The stairs took a long time, with many pauses. In a matter-of-fact voice, Frodo said, "I am really playing the fool, am I not? I mean I know it. This will turn out like all the other times. You will get partway free, and then you will return to your one true love."
 
"Please...no...different this time..."
 
"No? Why should I believe you?"
 
"Because you must." She clutched at him with weak fingers. "Because I need you to believe in me...because...oh Valar I feel sick!"
 
"You call upon the Great Ones so lightly--for an upset stomach. Do you even know what you are saying? Do you even know what aid you could attain?"
 
Sharply she shoved him away at that, reeling against the wall. "Aid? Aid? From Yavanna and Este who first devised the poppy? From Lorien who blessed it and poured his dreams into it? From Manwe who called it his favorite of all flowers? What aid would they bring--they who have thus cursed me?"
 
"Easy--you are in no shape to think clearly right now." He took her in his arms again. "You know full well that Sauron twisted everything that he touched." Step by step he helped her walk. "Even truths he twisted into lies."
 
"Like me. Twisted." She laughed hysterically. "You think I can't think, but my mind roars on and on as fast as a Nazgul's flying steed, veering and whipping around corners so fast I cannot find the words! Nothing gums up the works, you see--my mind goes everywhere!"
 
Frodo sat her down on a step again until she could calm herself, for her hilarity rocked her wildly and made climbing up a hazard. "But not in balance, Mattie.
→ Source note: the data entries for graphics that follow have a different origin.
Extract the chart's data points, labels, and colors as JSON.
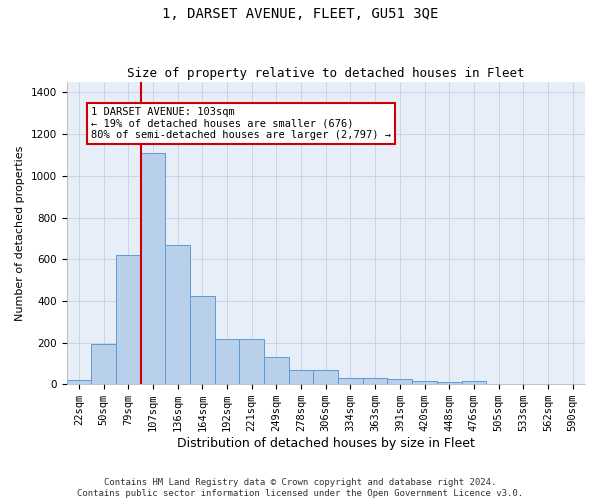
{
  "title": "1, DARSET AVENUE, FLEET, GU51 3QE",
  "subtitle": "Size of property relative to detached houses in Fleet",
  "xlabel": "Distribution of detached houses by size in Fleet",
  "ylabel": "Number of detached properties",
  "footer_line1": "Contains HM Land Registry data © Crown copyright and database right 2024.",
  "footer_line2": "Contains public sector information licensed under the Open Government Licence v3.0.",
  "bar_labels": [
    "22sqm",
    "50sqm",
    "79sqm",
    "107sqm",
    "136sqm",
    "164sqm",
    "192sqm",
    "221sqm",
    "249sqm",
    "278sqm",
    "306sqm",
    "334sqm",
    "363sqm",
    "391sqm",
    "420sqm",
    "448sqm",
    "476sqm",
    "505sqm",
    "533sqm",
    "562sqm",
    "590sqm"
  ],
  "bar_values": [
    20,
    195,
    620,
    1110,
    670,
    425,
    215,
    215,
    130,
    70,
    70,
    30,
    30,
    25,
    15,
    10,
    15,
    0,
    0,
    0,
    0
  ],
  "bar_color": "#b8d0ea",
  "bar_edgecolor": "#5b9bd5",
  "grid_color": "#c8d4e8",
  "background_color": "#e8eef8",
  "red_line_x": 2.5,
  "red_line_color": "#cc0000",
  "annotation_text": "1 DARSET AVENUE: 103sqm\n← 19% of detached houses are smaller (676)\n80% of semi-detached houses are larger (2,797) →",
  "annotation_box_color": "#cc0000",
  "ylim": [
    0,
    1450
  ],
  "yticks": [
    0,
    200,
    400,
    600,
    800,
    1000,
    1200,
    1400
  ],
  "title_fontsize": 10,
  "subtitle_fontsize": 9,
  "ylabel_fontsize": 8,
  "xlabel_fontsize": 9,
  "tick_fontsize": 7.5,
  "ann_fontsize": 7.5,
  "footer_fontsize": 6.5
}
Overly fast thoughts take no time to correct their course."
 
"Everywhere!" she howled with laughter, and then sobbed, and rested her torn cheek against him. "I don't know what I'm saying."
 
"Everywhere--you've picked up some of my thoughts in your visions. That's how you knew that my father sent his letter from Buckland, not Bag End."
 
"No more visions..." Her voice sank back down to weak and whispery. "Never again the lovely visions..."
 
"I know," Frodo said, helping her back to her feet. "I remember."
 
She twisted in his grip to stare at him, haggard, sweat dripping from her face. "You do understand!"
 
For an instant gazing into her eyes seemed just as good as talking. But he needed to put things into words. "Yes. I understand better than I used to. For many reasons." Then he helped her further up the stairs--the tall, human-sized stairs so unforgiving to hobbit legs. "All right, then--I suppose if I can believe in myself, I can believe in you, too, at least one more time. Come on. Just a few more steps." On the second floor they came upon Spring, learning from her nanny how to sew clothes for her rag doll. "Tamarisk, Spring, fetch Elenaril. We need her help."
 
Tamarisk sprang to Mattie's side and helped her to a bed. "Go, child," she said to Spring. "You know the way. I have healer's work to do." The girl sped out as Tamarisk began to peel away the soiled clothes before Frodo had time to retreat. But Mattie offered nothing there to see, really, unwashed skin stretched tight on bone, boyish little knots where breasts should have swelled, a concave belly, a scattering of scars. Frodo left before the nurse reached the waist, climbing up to his own room, where he closed the door and threw himself onto his cot, though he felt a thousand miles away from the traditional hot-weather nap.
 
No. It couldn't be. Chance words, that was all she said, happening upon a lucky stroke to trouble him. "Time stays its course," he gritted between his tight-clamped teeth. "No news travels here except by post, and all on schedule. Mattie cannot know a thing."